Oylamaya katılırsın, ancak, İmralı'yı muhatap alarak İmralı'nın ayağına
gitmek siyaseten ve vicdanen işine gelmiyorsa, gidilmemesi konusunda olumsuz oyunu
kullanırsın.
Komisyonun karar alma
kurallarına göre; gidilmemesi yönünde
karar çıkarsa mesele kalmaz. Ancak, karar olumlu çıkar ve İmralı'ya gidilmesi
konusunda oy çokluğuyla karar çıkarsa da, en başından komisyona katıldığına
göre, komisyonun kararına saygı
göstererek İmralı'ya da gidersin ve orada olacaklara, yapılacak görüşmelere
tanıklık yaparsın, gerekirse bazı müdahalelerde, çekincelerde bulunursun.
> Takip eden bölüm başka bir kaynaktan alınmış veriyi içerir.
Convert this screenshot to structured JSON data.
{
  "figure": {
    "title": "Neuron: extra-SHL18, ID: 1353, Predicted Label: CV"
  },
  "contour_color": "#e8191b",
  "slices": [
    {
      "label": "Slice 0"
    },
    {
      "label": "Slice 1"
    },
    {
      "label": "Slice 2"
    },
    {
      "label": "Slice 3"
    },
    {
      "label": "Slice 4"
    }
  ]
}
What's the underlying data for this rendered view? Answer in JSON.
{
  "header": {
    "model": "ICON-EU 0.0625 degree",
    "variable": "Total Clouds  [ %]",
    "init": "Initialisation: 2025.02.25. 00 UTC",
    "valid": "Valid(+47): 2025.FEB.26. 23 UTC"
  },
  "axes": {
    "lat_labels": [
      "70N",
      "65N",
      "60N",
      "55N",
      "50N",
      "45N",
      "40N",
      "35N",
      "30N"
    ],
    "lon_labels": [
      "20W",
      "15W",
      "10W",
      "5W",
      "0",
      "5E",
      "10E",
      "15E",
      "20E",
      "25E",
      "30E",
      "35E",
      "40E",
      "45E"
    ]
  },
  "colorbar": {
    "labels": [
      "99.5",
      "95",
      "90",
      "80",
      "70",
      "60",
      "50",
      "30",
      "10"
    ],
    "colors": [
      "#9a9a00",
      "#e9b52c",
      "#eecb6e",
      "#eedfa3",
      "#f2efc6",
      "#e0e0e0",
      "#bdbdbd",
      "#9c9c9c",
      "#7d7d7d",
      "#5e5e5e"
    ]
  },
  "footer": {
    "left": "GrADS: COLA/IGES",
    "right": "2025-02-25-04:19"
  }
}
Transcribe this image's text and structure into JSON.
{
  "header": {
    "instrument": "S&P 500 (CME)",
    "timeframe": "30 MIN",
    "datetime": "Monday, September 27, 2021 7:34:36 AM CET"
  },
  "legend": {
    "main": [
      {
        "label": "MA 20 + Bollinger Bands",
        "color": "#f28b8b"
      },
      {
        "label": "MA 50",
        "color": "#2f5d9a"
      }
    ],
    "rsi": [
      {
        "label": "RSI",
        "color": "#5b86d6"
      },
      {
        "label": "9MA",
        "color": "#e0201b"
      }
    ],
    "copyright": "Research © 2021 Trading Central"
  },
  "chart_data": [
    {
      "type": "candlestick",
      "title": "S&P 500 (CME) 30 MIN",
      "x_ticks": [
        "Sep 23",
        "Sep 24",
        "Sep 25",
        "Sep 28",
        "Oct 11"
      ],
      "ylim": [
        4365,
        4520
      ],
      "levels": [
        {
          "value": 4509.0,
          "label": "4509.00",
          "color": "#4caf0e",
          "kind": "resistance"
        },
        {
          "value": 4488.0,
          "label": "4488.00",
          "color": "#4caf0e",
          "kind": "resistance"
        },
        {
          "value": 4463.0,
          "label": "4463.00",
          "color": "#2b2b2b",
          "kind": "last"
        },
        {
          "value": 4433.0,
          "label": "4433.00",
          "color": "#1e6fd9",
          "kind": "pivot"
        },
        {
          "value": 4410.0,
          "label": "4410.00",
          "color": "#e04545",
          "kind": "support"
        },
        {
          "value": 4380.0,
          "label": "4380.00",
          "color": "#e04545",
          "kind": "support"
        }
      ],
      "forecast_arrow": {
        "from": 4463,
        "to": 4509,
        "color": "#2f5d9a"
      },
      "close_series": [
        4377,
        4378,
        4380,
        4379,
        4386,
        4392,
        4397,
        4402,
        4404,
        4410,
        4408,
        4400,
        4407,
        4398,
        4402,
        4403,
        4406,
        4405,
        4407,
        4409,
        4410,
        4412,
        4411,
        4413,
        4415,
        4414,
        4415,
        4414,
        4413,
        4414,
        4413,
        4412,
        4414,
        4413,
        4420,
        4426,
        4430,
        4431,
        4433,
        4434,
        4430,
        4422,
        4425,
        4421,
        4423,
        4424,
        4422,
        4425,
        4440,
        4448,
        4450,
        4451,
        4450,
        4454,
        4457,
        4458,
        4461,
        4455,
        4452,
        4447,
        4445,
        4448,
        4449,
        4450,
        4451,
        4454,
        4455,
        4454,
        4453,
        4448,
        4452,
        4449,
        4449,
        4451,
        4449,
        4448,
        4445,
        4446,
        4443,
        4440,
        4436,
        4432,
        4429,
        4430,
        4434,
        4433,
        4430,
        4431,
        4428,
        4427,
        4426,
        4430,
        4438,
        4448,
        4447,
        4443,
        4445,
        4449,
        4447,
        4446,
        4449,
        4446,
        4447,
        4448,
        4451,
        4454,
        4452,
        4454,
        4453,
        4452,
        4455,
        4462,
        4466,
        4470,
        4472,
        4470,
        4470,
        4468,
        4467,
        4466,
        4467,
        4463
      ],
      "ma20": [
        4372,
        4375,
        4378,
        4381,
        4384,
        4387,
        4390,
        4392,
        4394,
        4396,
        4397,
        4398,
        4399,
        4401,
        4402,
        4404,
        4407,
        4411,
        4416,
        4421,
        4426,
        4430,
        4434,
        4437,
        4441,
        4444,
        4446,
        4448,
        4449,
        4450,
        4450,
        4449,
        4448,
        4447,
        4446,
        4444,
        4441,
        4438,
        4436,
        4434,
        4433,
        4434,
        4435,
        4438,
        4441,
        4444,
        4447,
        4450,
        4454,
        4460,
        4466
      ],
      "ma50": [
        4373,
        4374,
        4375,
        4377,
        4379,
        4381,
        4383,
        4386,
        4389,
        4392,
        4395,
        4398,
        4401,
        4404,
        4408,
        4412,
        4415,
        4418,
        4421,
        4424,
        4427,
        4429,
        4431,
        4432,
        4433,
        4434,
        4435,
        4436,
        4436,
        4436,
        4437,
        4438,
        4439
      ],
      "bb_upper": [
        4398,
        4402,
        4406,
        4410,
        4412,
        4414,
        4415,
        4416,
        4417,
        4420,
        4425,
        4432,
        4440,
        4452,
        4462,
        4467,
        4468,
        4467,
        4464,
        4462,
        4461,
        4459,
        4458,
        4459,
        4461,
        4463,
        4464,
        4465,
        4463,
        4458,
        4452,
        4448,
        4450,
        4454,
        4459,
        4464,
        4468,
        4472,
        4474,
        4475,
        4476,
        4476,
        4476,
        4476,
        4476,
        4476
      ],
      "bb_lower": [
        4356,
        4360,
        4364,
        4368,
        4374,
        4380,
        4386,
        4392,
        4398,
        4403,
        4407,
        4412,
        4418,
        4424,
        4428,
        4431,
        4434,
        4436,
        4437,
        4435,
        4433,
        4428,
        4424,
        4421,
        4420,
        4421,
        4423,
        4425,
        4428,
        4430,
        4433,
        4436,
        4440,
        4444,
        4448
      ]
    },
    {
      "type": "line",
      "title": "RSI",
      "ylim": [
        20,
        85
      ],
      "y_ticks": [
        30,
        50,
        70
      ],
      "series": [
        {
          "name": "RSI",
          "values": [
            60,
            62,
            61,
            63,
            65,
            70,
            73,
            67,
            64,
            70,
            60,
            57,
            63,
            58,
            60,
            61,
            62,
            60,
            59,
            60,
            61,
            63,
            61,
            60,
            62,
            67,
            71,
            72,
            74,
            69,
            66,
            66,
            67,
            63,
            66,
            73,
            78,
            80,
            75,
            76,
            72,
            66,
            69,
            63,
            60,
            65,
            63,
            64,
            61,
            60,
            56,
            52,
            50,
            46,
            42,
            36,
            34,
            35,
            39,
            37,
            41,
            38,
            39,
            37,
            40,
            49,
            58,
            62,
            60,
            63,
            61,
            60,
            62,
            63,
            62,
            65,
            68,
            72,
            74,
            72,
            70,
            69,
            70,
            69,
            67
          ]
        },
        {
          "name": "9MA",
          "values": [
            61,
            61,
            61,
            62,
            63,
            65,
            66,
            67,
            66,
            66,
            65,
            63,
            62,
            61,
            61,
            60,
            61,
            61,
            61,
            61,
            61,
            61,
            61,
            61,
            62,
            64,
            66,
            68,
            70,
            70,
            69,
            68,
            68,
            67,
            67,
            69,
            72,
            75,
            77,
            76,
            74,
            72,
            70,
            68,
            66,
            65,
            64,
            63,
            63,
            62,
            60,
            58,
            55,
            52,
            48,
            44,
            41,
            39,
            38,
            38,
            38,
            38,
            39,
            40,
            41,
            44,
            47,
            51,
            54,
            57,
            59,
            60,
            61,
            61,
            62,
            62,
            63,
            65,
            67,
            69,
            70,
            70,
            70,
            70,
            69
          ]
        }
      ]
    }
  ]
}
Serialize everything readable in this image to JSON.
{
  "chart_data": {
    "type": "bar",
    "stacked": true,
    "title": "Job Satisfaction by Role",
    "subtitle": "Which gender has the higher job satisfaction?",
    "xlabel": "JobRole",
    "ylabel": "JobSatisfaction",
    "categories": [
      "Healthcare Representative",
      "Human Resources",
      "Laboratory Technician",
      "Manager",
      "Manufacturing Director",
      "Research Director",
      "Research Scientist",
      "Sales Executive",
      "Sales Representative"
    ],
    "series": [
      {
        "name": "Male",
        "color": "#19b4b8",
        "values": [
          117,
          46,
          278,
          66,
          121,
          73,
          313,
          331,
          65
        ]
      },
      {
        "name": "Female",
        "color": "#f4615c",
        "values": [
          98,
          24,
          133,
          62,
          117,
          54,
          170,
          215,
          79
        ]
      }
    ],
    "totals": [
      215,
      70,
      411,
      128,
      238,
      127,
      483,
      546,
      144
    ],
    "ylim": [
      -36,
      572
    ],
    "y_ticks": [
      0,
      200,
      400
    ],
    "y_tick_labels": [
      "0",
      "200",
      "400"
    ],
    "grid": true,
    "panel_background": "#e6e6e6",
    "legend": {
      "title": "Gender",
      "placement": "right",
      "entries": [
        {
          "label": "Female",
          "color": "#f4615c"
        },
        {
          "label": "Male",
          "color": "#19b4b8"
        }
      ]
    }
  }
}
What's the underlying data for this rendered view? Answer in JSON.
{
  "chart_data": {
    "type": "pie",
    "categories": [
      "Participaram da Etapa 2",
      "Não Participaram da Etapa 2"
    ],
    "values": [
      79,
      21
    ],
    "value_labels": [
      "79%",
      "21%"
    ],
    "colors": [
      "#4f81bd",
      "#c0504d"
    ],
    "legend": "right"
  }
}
Yani,
komisyonda olmamız değil, olmamamız daha sakıncalıdır demiştiniz ya, işte
İmralı’daki görüşmelerde de hazır bulunarak olası sakıncalara panzehir olursun.
Bu yazıyı okuyacak peşin
hükümlü ve fanatik CHP'lilere peşinen
söyleyeyim, ben de bir CHP seçmeniyim, komisyondaki oylamaya katılarak olumsuz
oy kullanmalarına rağmen İmralı'ya gidilmesine yönelik olarak oy çokluğuyla
alınacak karara engel olamazlar ve hatta İmralı'ya gidecek olsalar da, oy'um
yine helalinden CHP'nindir.
CHP baştan aldığı yanlış
kararla komisyona dahil olduğuna göre, oy kaygısına düşmemeli, komisyondaki
oylamaya katılmalı, oylamadan İmralı'ya gidilmesi kararı çıkarsa gitmeli ve o
görüşmelere tanıklık etmelidir. İlkeli ve cesur siyaset bunu gerektirmektedir.